What pretended to the film's plot featured a flying saucer crash-landing on Earth. Whilst they awaited its repair, the fiendish crew created a zombie (played by Swedish weight-lifter Tor Johnson) who was under the control of the saucer's Commander - the seductive Vampira. As word gets round about the alien presence, the extra-terrestrials come under attack from the local army-reserves, and their glorious assaults are portrayed by World War II news-reel footage.

Likewise, adding to the film's mystique(!), a mysterious cowled figure creeps around - perhaps this suspicious stranger would have had a more prominent part in the proceedings if horror legend, Bela Lugosi, hadn't died early in the film's production (still, the show must go on)...

Unfortunately, virtually all of this mishmashed plot is lost in the game, which instead casts you as a private detective hired to track down down six reels from the film which have mysteriously disappeared - it certainly makes you wonder why anyone wants it back!
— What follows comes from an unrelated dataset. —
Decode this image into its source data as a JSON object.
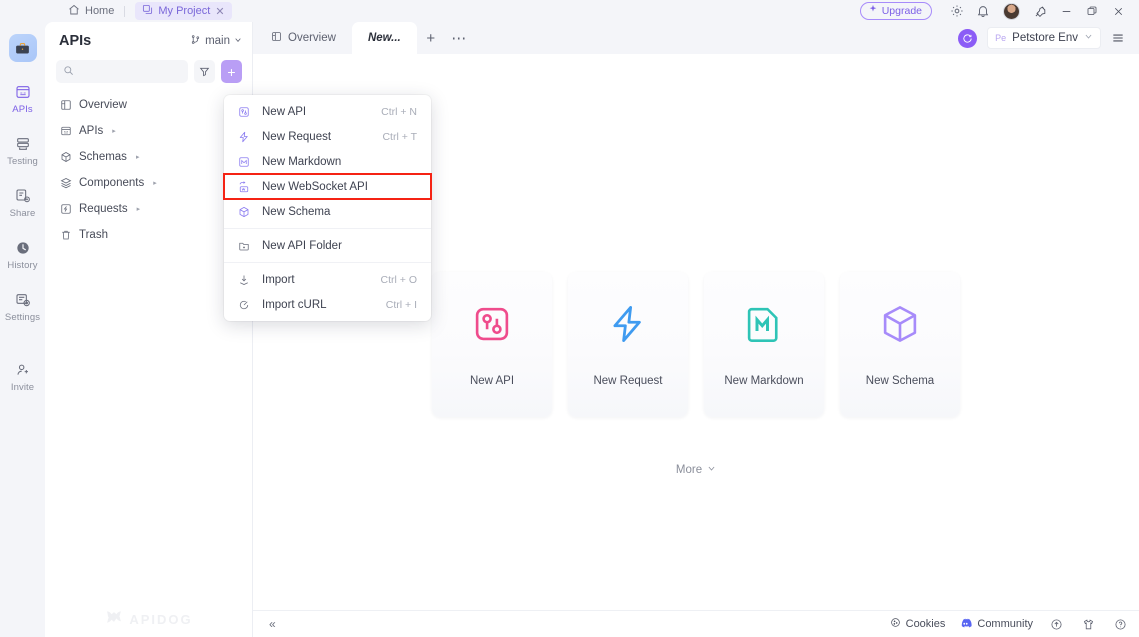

IN fact, one of the few things that most of the men look like Tor Johnson's zombie character and the women resemble Vampira. Good ideas, such as role-playing, are noticeably lacking in what is one of the most disappointing licences of all time.

ALL AROUND THE WORLD
Plan 9 boils down to a very run-of-the-mill point and click adventure. The centre of the screen displays your current location, including any present objects and characters, while in the bottom-right corner is a list of available commands. These include take, drop, inventory and talk, and to use one simply click on the required deed and on the object within the display screen you wish to manipulate.

Similarly, striking up a conversation with a character offers you a multiple-choice set of questions or responses, although only one will have the desired effect. Unfortunately, though, the choices are rather obvious with the other options coming across as complete drivel.

CLEVER DICK
There are plenty of locations to explore, among which you'll find Bella Lugosi's house, Rio, a bat-infested cave, and a CIA building. When all six rells are retrieved its up to you to use your editing skills and stick them together, making the biggest turkey of a film ever - blimey, a Private Dick who doubles as a Film Editor, what a rarity!

One redeeming feature (although not redeeming enough to warrant buying the game) are the graphics. The backdrops are detailed and atmospheric, and the variations on Tor and Vampira are neat. On top of that are some very nice animated effects which help patch together the somewhat ropey atmosphere. There are also plenty of sampled sound effects, including screams and creaks, which are supposed to surprise the player, but usually just wake you up.

If Plan 9 had more to do with the film it would have fulfilled many peoples' expectations, even with its many faults. Personally, I'm highly disappointed. It's frustrating to see such a good idea wasted. This is basically a standard, and very uninspiring adventure, with little to make it stand out from the crowd. If you're after a good example of this genre, check out Elvira 2, but definitely think twice about buying this.


SPECIAL DEFECTS The dramatic conclusion of the film has the flying saucer exploding - well, burning - in mid-air. During an interview with one of the film's crew this scene was likened to 'two tin plates stuck together, covered in burning-lighter fluid, then dangled from a string'. The crew member retorted that it was no such thing - there wasn't enough cash in the budget for tin plates so they used paper ones instead.